Encontro ocorreu na sede do AMB Lab, em Brasília-DF

A Associação dos Magistrados Brasileiros (AMB) se reuniu nesta quinta-feira (5) com a Justiça Federal para trocar experiências e debater boas práticas em inovação no Poder Judiciário. O encontro ocorreu na sede do AMB Lab, espaço criado pela entidade para produzir, identificar e publicar as ações produzidas pelos associados em favor da sociedade.

A presidente da AMB, Renata Gil, conversou com o desembargador e coordenador da Rede de Inteligência do Tribunal Regional Federal da 1ª Região (TRF-1) Carlos Brandão; o ex-presidente da Associação dos Juízes Federais (Ajufe) Roberto Veloso; e o presidente da Associação dos Juízes Federais da 1ª Região (Ajufer), Shamyl Cipriano, sobre como elaborar e sugerir soluções conjuntas de melhoria da gestão pública.

“Trazemos inovações do ambiente externo para desenvolver os projetos da AMB. Tentamos conhecer o que tem sido feito no ambiente privado e as teses desenvolvidas pela academia”, afirmou a presidente.
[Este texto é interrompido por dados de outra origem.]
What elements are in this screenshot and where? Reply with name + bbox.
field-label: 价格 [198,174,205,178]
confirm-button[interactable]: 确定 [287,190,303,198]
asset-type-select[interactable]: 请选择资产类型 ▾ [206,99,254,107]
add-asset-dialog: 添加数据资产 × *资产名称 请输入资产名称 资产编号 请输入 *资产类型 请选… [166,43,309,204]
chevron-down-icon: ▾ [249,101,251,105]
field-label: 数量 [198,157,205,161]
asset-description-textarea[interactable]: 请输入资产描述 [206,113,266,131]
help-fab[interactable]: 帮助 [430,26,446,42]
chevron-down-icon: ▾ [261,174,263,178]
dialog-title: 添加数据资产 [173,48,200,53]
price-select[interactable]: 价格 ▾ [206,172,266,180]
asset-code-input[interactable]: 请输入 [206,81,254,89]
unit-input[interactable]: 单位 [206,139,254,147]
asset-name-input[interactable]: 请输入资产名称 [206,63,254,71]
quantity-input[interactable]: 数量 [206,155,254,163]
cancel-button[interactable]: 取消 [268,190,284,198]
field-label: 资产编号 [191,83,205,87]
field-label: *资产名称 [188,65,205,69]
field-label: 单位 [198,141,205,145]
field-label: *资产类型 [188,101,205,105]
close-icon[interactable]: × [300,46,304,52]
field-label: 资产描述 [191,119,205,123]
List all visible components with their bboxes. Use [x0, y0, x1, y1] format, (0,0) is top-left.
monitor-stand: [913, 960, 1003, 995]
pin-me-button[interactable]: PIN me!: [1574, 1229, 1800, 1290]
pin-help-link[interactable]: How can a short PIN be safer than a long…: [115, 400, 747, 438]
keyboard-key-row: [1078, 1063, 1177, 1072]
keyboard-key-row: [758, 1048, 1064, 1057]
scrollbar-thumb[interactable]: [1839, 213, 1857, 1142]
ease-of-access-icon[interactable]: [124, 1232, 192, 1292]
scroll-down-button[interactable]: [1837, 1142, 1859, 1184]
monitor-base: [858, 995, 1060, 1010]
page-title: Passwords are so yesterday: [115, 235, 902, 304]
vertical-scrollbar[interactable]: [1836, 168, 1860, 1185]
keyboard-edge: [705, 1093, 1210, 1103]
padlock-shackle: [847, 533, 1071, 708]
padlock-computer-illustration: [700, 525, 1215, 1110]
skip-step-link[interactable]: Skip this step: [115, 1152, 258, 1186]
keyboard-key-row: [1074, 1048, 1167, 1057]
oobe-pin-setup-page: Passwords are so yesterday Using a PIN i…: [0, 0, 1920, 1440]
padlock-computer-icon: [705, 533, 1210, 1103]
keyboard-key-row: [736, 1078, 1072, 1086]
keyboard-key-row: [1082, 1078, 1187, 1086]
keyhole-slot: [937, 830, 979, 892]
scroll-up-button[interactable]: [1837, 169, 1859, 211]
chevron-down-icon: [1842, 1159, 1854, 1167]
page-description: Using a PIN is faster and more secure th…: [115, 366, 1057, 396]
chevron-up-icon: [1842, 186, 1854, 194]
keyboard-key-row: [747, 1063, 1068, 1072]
A magistrada também conversou sobre as parcerias feitas pela entidade.

Na tarde dessa quarta-feira (4), por exemplo, o ministro da Ciência, Tecnologia e Inovação, Marcos Pontes, colocou o Ministério à disposição da AMB para firmar parcerias e desenvolver projetos aliados com a pasta. “Estamos à disposição para trabalhar com a Justiça Federal. Temos feito alianças para mostrar que se o Poder Judiciário produzir boas práticas para a sociedade, a gente se legitima”, disse o ministro.

O diretor-presidente do AMB Lab, Ângelo Vetorazzi, participou do encontro por videoconferência. O juiz enfatizou que o AMB Lab colabora com a prevenção da judicialização excessiva e que os ambientes de inovação são muito importantes para suscitar a tecnologia no sistema de Justiça.

“A transformação do Judiciário é super necessária e sem ela não teríamos enfrentado a pandemia do jeito que conseguimos. Trata-se de um ambiente necessário para o momento”, disse. Durante a pandemia de Covid-19, a Justiça não parou. De março a outubro de 2020, o CNJ registrou 691,1 milhões de movimentos processuais. Isso não seria possível sem a digitalização de processos e a informatização dos tribunais.

O vice presidente Cultural e de Tecnologia da AMB, Thiago Brandão de Almeida, lembrou que a aproximação entre a AMB e o TRF-1 é bastante salutar. “Ambas as instituições ganham. O laboratório ajuda a criar redes e fazer o trânsito de informações ser mais fácil. Acredito que esta aproximação seja muito boa! Uma vez que o Lab é uma célula criativa que aproxima pessoas e ideias”, afirmou.